In the food industry as an example, the PepsiCo Frito-Lay plant in Fayetteville, Tenn., successfully uses predictive maintenance with 0.75% equipment uptime and 2.88% unplanned downtime, according to Carlos Calloway, site specialists. reliability engineering manager, account PlantServices:.
Examples of monitoring include: ultrasound-confirmed vibration readings helped prevent PC combustion blower motor failure and shut down the entire potato chip section; Infrared analysis of the main pole of the station’s GES automated warehouse identified a hot fuse box that helped avoid shutting down the entire warehouse; and elevated acidity levels were found in oil samples from the baked extruder gearbox, indicating oil degradation, which prevented the Cheetos Puffs from being shut down.
The Frito-Lay plant produces more than 150 million pounds of products annually, including Lays, Ruffles, Cheetos, Doritos, Fritos and Tostitos.
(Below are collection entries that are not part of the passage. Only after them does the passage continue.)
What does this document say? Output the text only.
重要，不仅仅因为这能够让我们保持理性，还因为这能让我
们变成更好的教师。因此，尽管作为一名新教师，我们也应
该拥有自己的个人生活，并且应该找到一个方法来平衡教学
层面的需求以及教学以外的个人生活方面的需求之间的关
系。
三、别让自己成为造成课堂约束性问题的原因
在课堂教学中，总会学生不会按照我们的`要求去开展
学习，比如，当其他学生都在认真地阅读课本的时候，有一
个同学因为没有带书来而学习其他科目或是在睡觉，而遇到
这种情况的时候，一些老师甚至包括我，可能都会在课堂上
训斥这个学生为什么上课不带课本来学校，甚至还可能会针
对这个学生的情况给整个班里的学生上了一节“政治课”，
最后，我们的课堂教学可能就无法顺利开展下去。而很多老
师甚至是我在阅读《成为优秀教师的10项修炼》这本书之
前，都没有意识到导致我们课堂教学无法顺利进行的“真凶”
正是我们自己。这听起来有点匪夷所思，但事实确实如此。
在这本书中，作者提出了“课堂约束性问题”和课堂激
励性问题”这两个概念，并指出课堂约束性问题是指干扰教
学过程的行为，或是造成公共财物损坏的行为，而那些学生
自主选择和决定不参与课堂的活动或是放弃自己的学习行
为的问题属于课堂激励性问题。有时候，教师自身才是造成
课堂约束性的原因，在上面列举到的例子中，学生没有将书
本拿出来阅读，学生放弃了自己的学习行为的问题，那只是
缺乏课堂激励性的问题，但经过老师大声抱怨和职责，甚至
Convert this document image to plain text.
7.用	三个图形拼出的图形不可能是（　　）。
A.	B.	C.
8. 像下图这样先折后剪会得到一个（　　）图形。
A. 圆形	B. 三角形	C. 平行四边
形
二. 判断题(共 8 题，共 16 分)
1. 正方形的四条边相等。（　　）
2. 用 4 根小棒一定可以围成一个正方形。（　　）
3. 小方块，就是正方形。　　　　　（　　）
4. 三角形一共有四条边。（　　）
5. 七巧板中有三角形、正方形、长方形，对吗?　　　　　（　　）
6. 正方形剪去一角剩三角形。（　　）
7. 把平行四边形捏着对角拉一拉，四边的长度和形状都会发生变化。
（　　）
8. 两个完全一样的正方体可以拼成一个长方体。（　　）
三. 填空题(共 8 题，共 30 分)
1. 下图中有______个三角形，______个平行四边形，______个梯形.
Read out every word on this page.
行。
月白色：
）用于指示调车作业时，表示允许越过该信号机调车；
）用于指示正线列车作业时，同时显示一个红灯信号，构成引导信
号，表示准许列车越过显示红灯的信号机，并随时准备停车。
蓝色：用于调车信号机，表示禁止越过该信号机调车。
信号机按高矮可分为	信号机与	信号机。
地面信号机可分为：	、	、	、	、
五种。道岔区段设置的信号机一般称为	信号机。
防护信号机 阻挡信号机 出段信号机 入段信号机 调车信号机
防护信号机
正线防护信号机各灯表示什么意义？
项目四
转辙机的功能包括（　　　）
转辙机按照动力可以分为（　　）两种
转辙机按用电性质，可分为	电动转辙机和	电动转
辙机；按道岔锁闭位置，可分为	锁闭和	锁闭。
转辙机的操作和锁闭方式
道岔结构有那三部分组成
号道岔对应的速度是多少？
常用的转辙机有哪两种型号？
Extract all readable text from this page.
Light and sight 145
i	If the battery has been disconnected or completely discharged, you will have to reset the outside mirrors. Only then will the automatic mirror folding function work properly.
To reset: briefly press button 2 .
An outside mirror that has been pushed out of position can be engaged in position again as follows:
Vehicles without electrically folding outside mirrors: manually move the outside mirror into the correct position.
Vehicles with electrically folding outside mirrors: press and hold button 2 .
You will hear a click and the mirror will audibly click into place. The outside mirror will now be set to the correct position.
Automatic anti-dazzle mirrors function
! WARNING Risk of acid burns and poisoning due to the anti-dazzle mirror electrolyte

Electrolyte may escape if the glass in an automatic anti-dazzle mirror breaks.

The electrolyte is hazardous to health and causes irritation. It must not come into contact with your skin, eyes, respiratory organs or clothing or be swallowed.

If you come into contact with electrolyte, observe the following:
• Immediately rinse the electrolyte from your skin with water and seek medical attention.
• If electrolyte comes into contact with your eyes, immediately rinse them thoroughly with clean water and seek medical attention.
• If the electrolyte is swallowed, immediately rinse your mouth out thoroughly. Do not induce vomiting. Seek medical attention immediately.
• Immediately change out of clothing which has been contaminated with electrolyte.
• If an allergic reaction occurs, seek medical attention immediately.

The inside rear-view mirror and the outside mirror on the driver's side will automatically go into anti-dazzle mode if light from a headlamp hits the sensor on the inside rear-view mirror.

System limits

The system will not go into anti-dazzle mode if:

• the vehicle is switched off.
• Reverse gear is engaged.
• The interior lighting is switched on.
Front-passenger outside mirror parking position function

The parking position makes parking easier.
Types of monitoring include vibration analysis used in mechanical applications, developed with the help of a third-party company that sends alarms to the plant for investigation and resolution. Another service partner performs quarterly vibration monitoring on selected equipment. All engine control center rooms and electrical panels are monitored by quarterly infrared analysis, which is also used on electrical equipment, some rotating equipment and heat exchangers. Additionally, the plant has been doing ultrasound monitoring for more than 15 years, and it’s “like the pride and joy of our site from a forecasting perspective,” Calloway said.
The plan features a variety of products from UE Systems of Elmsford, NY, a supplier of ultrasound instruments, hardware and software, as well as training for predictive maintenance.
Louisiana Aluminum Plant Automation Bearing Service
Bearings, which wear over time in different weather and temperature conditions in automobiles, are prime candidates for IoT monitoring and predictive maintenance with AI. It Noranda Alumina The factory in La Gramercy is seeing great benefit from its investment in a system to improve bearing lubrication in its production equipment.
The system resulted in a 60% reduction in bearing changes in the second year of using the new lubrication system, which translates into savings of nearly $900,000 in bearings that did not need to be replaced and avoided failures.
“Four hours of downtime is about $1 million in lost production,” said Russell Goodwin, reliability engineer and millbuilder instructor at Noranda Alumina, in a PlantServices estimate based on presentations at the Leading Reliability 2021 event.
The Noranda Alumina plant is the only alumina plant operating in the United States. “If we close, you have to import it,” Goodwin said. The plant experiences widespread dust, dirt and caustic substances that complicate efforts to improve reliability and maintenance practices.
Noranda Alumina monitors all engines and transmissions 1,500 rpm and above with vibration readings, and most below 1,500 with ultrasound. Ultrasonic monitoring, sound beyond the limits of human hearing, has been introduced at the plant since Goodwin joined the company in 2019. Back then, fat monitoring had room for improvement. “If the grease wasn’t visibly coming out of the seal, the mechanic didn’t consider the rotation complete,” Goodwin said.
He noted that after the introduction of automation, the lubrication system has improved dramatically. The system was also able to detect bearings in a belt whose bearings were wearing too quickly due to contamination. “Tracking with the tools helped prove that it wasn’t improper lubrication, but rather, the bearing was made incorrectly,” Goodwin said.